It’s hard to call Mr. Macken’s masterpiece a mini-Manhattan, when it measures more than 30 feet long. However, the 3D panorama is 2,400 times smaller that the real thing and packs more than 37,000 buildings (which took Mr. Macken nine hours to count).

This idea (maybe even obsession?) to create this work was first instilled in Mr. Macken as a child when he visited the exhibit called the Panorama of the City of New York at the Queens Museum—which has been around since the 1964 World’s Fair in Flushing Meadows Corona Park but was constructed by a team of 100 people and has all five boroughs.  

Mr. Macken, 53, vowed to create his own version after that trip. He never actually thought he would finish when he started in May 2005, but the married father of three (a 13-year-old and twin 8-year-olds) spent an average of 18 hours a week in his basement crafting the mini-sculptures and hand painting them. He sometimes spent all night with the little city that never sleeps. Then he would drink two or three cups of coffee before heading to his day job as a beverage delivery truck driver.

Mr. Macken started smack in the middle of Midtown with Rockefeller Center. Although his favorite building has always been the Empire State Building, he wanted to start farther north (besides he had great memories of Radio City Music Hall as a child, too) and make his way outward.

“The Empire State Building is always going to be my favorite, favorite,” Mr. Macken said. “But the Empire State Building is the only real tall building in that general area. I wanted to get the cluster of Midtown skyscrapers done.”  

He made frequent trips to the city to study the real deal and spent a lot of time Googling images of the buildings. Slowly, he learned how to make the models faster and more accurately. (The most difficult model, he said, was 1 Bryant Park, also known as the Bank of America Tower.)

In the past few weeks he has been showing the model to neighbors and locals for the first time—not even his wife had seen it completed before this year.   

“There were times when she would get upset at me for staying downstairs for so long,” Mr. Macken said. But “she loves it. When my wife saw it, she couldn’t believe it. She said, ‘This is what you were working on downstairs all those years!’ ”

Looking at the model is like peering into the future. It contains many buildings that aren’t completed—or haven’t even broken ground. These include the likes of SL Green Realty Corp.’s One Vanderbilt, Extell Development Company’s Nordstrom Tower, JDS Development Group’s 111 West 57th Street, Related Companies’ Hudson Yards complex, the Robert A.M. Stern-designed 30 Park Place and Silverstein Properties’ 2 World Trade Center. (In the case of 2 WTC, he has both the Norman Foster and Bjarke Ingels’ designs of the planned tower—just in case.)

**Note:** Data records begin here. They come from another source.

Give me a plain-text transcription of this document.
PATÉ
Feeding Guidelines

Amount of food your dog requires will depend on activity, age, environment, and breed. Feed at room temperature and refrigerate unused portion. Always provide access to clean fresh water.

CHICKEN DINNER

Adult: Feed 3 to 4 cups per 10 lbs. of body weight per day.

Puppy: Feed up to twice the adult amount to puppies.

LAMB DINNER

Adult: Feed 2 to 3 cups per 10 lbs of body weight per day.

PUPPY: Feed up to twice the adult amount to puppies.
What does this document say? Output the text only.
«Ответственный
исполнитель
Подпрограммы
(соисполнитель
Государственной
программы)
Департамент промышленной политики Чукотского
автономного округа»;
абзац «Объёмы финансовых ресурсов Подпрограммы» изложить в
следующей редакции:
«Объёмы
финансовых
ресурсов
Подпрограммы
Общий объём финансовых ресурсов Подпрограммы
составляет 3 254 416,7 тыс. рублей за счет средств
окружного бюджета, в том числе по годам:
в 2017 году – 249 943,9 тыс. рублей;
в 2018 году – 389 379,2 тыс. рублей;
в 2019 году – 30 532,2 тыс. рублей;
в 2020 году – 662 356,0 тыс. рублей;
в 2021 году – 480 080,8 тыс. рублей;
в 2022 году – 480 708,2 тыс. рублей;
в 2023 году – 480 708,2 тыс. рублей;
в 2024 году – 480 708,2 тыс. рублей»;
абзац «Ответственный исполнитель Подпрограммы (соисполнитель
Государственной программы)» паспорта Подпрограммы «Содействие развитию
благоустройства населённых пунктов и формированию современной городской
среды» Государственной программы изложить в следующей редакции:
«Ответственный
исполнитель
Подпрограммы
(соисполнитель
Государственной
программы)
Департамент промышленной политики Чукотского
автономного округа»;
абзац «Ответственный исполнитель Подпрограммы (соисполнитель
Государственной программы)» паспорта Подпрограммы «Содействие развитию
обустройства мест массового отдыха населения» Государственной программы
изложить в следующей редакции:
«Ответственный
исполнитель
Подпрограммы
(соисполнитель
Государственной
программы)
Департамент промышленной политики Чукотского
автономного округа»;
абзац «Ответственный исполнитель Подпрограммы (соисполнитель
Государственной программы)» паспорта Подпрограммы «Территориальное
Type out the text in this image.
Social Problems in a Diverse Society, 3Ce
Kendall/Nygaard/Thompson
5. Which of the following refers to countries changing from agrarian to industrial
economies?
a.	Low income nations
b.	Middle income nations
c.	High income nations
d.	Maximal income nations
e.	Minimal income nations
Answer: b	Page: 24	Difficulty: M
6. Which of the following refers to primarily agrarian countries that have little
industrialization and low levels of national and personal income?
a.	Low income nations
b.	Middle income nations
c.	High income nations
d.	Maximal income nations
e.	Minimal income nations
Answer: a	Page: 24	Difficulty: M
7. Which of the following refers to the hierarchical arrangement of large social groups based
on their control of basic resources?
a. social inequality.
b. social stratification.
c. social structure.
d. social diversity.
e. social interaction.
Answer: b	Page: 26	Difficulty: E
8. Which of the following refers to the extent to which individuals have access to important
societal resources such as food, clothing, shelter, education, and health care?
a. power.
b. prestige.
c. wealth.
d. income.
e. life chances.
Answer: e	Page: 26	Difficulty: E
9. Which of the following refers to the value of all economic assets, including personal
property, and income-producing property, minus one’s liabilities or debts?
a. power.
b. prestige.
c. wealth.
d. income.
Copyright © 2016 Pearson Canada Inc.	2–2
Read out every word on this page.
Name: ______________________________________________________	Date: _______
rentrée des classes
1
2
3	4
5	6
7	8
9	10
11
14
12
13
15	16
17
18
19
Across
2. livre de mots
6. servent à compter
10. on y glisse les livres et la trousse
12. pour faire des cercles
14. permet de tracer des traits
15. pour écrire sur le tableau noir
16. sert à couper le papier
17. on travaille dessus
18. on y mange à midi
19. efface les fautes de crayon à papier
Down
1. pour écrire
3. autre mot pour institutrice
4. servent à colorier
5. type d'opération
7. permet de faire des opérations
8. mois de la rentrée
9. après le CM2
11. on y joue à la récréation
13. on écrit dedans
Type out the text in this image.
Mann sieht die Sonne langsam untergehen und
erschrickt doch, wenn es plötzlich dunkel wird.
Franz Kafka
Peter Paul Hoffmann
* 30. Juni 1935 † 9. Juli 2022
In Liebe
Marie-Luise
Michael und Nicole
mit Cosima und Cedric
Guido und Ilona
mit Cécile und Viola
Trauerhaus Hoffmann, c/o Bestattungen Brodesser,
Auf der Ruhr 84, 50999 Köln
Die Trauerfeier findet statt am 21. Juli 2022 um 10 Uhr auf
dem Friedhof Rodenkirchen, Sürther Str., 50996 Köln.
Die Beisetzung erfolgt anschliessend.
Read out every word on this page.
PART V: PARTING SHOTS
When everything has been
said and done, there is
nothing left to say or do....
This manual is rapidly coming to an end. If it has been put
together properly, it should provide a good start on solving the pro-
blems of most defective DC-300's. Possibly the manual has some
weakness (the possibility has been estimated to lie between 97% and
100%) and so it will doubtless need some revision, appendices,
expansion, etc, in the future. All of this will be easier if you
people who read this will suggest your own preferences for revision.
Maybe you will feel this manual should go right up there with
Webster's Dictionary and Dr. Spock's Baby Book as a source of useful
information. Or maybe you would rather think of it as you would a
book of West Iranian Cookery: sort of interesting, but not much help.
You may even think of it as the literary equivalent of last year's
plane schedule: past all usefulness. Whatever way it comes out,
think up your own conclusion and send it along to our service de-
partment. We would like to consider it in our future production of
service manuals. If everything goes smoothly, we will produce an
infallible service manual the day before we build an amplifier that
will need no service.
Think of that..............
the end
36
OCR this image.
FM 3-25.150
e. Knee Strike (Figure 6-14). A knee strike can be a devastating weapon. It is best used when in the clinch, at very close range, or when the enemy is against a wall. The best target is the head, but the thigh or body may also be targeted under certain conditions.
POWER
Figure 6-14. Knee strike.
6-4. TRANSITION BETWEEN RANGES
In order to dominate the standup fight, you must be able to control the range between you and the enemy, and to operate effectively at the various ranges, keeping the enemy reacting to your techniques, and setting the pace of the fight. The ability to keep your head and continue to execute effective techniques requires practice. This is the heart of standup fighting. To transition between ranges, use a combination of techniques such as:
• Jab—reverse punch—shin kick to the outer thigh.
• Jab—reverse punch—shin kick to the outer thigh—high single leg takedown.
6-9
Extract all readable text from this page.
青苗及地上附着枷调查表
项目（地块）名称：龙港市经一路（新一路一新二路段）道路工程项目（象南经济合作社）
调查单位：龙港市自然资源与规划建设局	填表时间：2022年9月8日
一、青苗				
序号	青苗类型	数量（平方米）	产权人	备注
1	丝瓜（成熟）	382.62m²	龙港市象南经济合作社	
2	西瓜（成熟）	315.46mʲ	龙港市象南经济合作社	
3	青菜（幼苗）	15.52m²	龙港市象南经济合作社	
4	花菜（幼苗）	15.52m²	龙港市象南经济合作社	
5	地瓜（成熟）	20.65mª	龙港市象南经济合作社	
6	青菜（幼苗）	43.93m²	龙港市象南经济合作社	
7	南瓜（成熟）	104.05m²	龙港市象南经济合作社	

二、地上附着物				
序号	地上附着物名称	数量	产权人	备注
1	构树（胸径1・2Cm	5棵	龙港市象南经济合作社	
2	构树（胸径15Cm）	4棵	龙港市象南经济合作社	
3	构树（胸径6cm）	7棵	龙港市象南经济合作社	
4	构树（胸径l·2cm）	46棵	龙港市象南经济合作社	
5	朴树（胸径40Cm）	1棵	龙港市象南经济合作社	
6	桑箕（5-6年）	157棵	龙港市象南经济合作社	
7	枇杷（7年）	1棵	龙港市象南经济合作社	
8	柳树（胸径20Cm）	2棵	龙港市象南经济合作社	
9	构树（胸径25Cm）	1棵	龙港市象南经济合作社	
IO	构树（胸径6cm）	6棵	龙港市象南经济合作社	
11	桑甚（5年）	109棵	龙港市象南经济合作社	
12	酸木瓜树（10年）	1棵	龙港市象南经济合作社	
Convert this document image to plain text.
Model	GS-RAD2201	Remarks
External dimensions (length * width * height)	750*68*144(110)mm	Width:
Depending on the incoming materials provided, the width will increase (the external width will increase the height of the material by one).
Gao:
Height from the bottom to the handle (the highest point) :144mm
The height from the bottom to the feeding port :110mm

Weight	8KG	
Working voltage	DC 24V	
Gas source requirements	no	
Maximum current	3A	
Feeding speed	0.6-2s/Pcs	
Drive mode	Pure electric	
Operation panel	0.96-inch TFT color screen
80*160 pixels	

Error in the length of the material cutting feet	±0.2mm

Cleverly, Mr. Macken designed the model like a giant puzzle. The island is broken into 52 pieces and can be disassembled and packed when he needs to move it. And while he is still updating the model to include more new buildings, Mr. Macken included the Twin Towers at the World Trade Center—like a true New Yorker would—for sentimental and educational reasons.

“I showed people [upstate] exactly where [the planes] hit, and people were just like staring’—they were mesmerized,” Mr. Macken said. “They saw it on TV, but they don’t know exactly where it hit or where the World Trade Center buildings were. It was an education for the people. I also wanted to do a little bit of a tribute.”

Mr. Macken’s tiny town was also relatively cost efficient. The Queens Museum’s Panorama cost $672,662.69 in 1964 (about $5 million today), according to the museum’s website. Mr. Macken spent approximately $5,700 building his version, which is only one borough so far.

The next frontier is to building the outer boroughs, and Mr. Macken has already started with parts of Brooklyn, Queens and the Bronx. He has crafted the Brooklyn Bridge and some Dumbo buildings. He’s also about to start the Triborough (or Robert F. Kennedy) Bridge.

“My goal is to make all five boroughs. That’s probably not going to happen, but that is my goal,” Mr. Macken said. “I didn’t think I would finish Manhattan. I thought it was too big a task. So you never know. If I ever get people to help me and I show them how to do it, maybe I’ll be able to finish the whole thing.”